Walden, ou la vie dans les bois

Henry-David Thoreau

Walden, ou la vie dans les bois

Paris, Nouvelle Revue française, (10 janvier) 1922
1 vol. (170 x 220 mm) de 271 et [1], 1 f. Broché.

Édition originale de la traduction française.
Un des 108 premiers exemplaires réimposés in-4 sur vergé pur fil Lafuma Navarre (n° XCI), nominatif pour Louis Solvay.

Fils d’un fabricant de crayons du Massachusetts, Thoreau aima passionnément sa ville natale de Concord, et sa campagne environnante. Il y vécut, ne la quitta qu’à deux reprises et y mourut à l’âge prématuré de quarante-quatre ans.
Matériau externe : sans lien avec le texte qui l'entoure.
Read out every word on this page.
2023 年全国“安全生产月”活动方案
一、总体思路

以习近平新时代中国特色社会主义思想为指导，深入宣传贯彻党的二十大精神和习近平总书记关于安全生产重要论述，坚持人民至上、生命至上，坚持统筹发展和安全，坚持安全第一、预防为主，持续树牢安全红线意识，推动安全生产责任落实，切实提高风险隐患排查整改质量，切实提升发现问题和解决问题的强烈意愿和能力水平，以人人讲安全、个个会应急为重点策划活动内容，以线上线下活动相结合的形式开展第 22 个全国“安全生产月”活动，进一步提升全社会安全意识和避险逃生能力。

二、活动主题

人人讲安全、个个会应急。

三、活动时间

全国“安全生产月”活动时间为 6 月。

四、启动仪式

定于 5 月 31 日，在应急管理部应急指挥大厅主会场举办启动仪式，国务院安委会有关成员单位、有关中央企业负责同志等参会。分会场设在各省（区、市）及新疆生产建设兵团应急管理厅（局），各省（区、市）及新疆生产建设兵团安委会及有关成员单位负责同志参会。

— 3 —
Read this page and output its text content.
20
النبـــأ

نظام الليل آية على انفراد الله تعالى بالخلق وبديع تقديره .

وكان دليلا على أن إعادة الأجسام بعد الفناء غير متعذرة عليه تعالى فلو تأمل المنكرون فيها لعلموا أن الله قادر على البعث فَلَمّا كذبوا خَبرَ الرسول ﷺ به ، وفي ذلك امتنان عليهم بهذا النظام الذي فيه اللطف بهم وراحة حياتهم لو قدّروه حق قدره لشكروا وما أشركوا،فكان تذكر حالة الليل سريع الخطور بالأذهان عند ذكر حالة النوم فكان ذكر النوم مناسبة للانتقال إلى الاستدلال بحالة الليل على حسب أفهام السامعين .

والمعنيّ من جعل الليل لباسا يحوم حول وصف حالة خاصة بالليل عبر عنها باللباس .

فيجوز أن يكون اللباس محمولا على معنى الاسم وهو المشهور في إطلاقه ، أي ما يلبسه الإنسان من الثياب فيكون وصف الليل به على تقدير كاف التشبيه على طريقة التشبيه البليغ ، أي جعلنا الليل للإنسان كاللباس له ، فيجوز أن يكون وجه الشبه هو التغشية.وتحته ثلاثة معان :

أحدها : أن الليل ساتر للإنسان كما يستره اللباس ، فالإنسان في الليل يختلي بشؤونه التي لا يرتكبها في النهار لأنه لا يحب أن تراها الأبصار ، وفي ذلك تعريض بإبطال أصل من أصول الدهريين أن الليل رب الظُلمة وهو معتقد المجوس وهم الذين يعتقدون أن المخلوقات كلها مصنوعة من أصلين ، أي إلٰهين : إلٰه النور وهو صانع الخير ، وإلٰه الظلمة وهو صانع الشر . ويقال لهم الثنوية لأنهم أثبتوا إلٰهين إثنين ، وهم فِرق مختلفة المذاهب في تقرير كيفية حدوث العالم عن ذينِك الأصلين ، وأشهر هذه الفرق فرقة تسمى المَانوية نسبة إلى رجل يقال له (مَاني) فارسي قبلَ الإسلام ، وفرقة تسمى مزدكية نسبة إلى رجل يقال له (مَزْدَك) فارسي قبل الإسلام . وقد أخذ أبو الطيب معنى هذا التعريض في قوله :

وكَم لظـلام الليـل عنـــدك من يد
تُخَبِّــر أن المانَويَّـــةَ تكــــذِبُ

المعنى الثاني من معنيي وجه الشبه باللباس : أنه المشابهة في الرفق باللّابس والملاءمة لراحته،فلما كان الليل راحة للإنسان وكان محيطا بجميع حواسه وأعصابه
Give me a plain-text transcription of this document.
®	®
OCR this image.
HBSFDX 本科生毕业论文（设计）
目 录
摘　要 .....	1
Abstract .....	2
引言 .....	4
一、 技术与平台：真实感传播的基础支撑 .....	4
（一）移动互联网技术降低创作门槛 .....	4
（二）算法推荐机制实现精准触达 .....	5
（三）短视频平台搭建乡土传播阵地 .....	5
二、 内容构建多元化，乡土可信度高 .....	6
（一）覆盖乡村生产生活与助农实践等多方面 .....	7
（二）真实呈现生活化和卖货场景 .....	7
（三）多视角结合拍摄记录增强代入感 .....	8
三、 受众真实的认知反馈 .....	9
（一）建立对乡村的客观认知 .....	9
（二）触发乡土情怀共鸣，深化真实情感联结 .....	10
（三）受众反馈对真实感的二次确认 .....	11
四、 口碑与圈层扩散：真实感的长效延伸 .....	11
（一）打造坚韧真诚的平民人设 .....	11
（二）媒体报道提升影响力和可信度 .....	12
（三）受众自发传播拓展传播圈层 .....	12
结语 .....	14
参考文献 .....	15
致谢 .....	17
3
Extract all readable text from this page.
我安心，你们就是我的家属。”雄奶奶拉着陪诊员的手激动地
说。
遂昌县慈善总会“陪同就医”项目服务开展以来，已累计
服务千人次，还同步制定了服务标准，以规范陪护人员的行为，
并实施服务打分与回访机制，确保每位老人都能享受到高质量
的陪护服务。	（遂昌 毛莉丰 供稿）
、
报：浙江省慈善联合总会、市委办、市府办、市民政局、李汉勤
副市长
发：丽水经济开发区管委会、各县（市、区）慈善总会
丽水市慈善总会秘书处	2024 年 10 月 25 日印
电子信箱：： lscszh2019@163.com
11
Concord n’était alors une bourgade de 2000 âmes, auréolée d’un certain prestige dû au philosophe Ralph Waldo Emerson, initiateur de l’école transcendantaliste à laquelle participa Thoreau. Grâce à Emerson, il réalisa en 1845 ce qui lui tenait le plus à coeur : vivre seul, au milieu des bois. Son chef-d’oeuvre, Walden, est né de cette expérience. Aux alentours de Concord, près de l’étang dont le livre porte le nom, Thoreau construisit un petit ermitage sur les terres boisées qu’Emerson venaient d’acquérir et qu’il mit à sa disposition. Thoreau vécut là deux ans. Il marchait, recueillait maintes informations, fabriquait son pain et écrivait.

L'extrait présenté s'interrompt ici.